MS' solution will have the same work flow, but will a bit slower.
The point is that you have dedicated hardware to offload the work to. Even if you have to render everything in a series, there's plenty of pipelining solutions (e.g. work queues) that you can make use of that'll take advantage of the extra shader core budget.
Like anything in real-time rendering, it's all about compromise to reach what appears to be a better visual output, modern day ray-tracing is no exception.
Ray-tracing as we see it in games is true ray-tracing like what we see in path-traced renderers like V-Ray, it's calculating lights hitting surfaces according to how it happens in the real world based off of physical values, but even my RTX 2080 Ti doesn't have the power to do this at an unlimited amount of samples or bounce rate.
Typically ray-traced reflections for a real-time renderer like Unreal Engine 4 would only do a ray tracing calculation for a pixel if the material of the surface had a roughness of something like 0.7 or higher, all pixels below that would fall over to screen space reflections or prebaked reflection probes. Another way to improve speed would be to test if the pixel reflection is present in the screen space reflection map already calculated, using the SSR result instead of calculating an RT reflection for that pixel.
Now let's presume that we need to do an RT calculation for that pixel, how many reflection bounces should we do if the surface we hit in the reflection also has a roughness value higher than 0.7? The more bounces we need to do, the more compute power we need.

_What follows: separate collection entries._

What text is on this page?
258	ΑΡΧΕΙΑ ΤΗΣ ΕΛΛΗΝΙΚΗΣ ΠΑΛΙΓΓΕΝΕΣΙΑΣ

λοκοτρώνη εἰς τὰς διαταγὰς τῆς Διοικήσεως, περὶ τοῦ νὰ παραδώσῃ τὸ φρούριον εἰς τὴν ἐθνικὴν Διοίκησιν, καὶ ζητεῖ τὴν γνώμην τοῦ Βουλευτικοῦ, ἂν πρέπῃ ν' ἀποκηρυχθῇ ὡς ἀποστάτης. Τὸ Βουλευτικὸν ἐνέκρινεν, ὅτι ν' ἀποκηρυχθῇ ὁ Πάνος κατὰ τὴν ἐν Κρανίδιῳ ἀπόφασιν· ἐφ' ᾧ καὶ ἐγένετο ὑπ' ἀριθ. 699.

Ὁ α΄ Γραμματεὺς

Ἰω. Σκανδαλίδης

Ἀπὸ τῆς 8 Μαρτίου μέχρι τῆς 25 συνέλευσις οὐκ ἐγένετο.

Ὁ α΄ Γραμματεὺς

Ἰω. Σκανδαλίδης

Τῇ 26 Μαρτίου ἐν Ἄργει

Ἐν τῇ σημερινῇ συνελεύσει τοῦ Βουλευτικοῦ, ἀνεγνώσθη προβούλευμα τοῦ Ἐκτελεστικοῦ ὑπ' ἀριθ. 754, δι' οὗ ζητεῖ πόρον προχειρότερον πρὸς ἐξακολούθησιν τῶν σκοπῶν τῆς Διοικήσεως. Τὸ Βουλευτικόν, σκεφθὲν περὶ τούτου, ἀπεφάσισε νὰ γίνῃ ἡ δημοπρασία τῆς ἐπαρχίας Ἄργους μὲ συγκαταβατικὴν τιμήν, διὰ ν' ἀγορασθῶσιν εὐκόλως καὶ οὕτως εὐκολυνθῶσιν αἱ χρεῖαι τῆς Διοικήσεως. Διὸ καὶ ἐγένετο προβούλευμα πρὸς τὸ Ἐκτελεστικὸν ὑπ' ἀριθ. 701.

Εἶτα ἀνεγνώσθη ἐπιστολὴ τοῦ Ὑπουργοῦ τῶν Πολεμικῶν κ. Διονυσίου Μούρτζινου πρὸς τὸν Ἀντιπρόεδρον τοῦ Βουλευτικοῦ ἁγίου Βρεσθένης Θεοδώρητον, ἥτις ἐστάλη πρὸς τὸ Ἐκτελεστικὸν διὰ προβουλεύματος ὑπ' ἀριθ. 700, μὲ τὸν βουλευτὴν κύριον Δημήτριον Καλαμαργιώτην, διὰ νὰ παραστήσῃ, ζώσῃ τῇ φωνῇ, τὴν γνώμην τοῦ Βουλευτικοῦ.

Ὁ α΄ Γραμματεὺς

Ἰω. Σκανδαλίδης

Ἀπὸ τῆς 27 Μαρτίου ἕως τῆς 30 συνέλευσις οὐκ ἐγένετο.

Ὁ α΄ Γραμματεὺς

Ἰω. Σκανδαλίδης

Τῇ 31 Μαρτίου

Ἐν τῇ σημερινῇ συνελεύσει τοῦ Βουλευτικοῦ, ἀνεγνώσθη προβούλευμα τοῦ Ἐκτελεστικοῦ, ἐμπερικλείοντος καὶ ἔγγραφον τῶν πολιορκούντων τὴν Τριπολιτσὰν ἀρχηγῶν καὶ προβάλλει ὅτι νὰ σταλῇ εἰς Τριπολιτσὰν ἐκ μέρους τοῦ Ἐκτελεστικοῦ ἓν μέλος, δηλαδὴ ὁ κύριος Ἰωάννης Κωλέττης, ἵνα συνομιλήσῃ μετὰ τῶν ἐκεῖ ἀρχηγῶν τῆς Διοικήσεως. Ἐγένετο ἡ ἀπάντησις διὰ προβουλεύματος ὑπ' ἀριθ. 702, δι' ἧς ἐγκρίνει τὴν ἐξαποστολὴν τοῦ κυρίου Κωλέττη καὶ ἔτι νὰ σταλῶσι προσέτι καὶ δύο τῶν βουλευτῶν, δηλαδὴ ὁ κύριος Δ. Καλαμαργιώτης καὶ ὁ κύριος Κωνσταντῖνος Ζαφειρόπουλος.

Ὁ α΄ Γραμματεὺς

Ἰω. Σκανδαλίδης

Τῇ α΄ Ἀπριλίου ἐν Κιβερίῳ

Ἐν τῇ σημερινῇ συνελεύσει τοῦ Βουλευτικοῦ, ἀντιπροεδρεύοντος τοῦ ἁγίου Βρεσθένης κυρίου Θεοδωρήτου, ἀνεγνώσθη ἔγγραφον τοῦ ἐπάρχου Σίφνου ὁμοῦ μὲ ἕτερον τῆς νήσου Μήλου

Now it's also really computationally heavy to do this for every pixel on screen, so what if we only calculate a limited amount of RT pixels every frame and temporally reconstruct them over 3-5 frames to make it even faster at the cost of ghosting artifacts if the viewport changes significantly?
However developers chose to implement RT features, it will always be about compromising until they reach the best performance to visual output ratio, upscaling algorithms like DLSS is just another way of compromising, RT can be implemented in many many ways.
This post details quite a few the things to take into consideration when balancing performance vs quality with regards to ray-tracing.
Personally, I would be more inclined to maximize the number of bounces to produce more accurate lighting. To try to keep performance cost low, you would want to perform this at a much lower resolution than native 4K and then make use of an image-upscaling solution like DLSS.
If the cost of bounces is too expensive, then you would probably want to look at image-denoising solutions to remedy the loss in accuracy of lighting data gathered from less bounces. The suggestion of using a temporal approach is pretty neat to think about, too.
Another approach is to try to minimize the cost of testing for ray-triangle intersections; maybe there are ways to further minimize the number of objects to take into account for on-the-fly construction of BVHs. Tree-traversal is incredibly fast, but there may be faster ways of pruning branches of the tree from the get-go.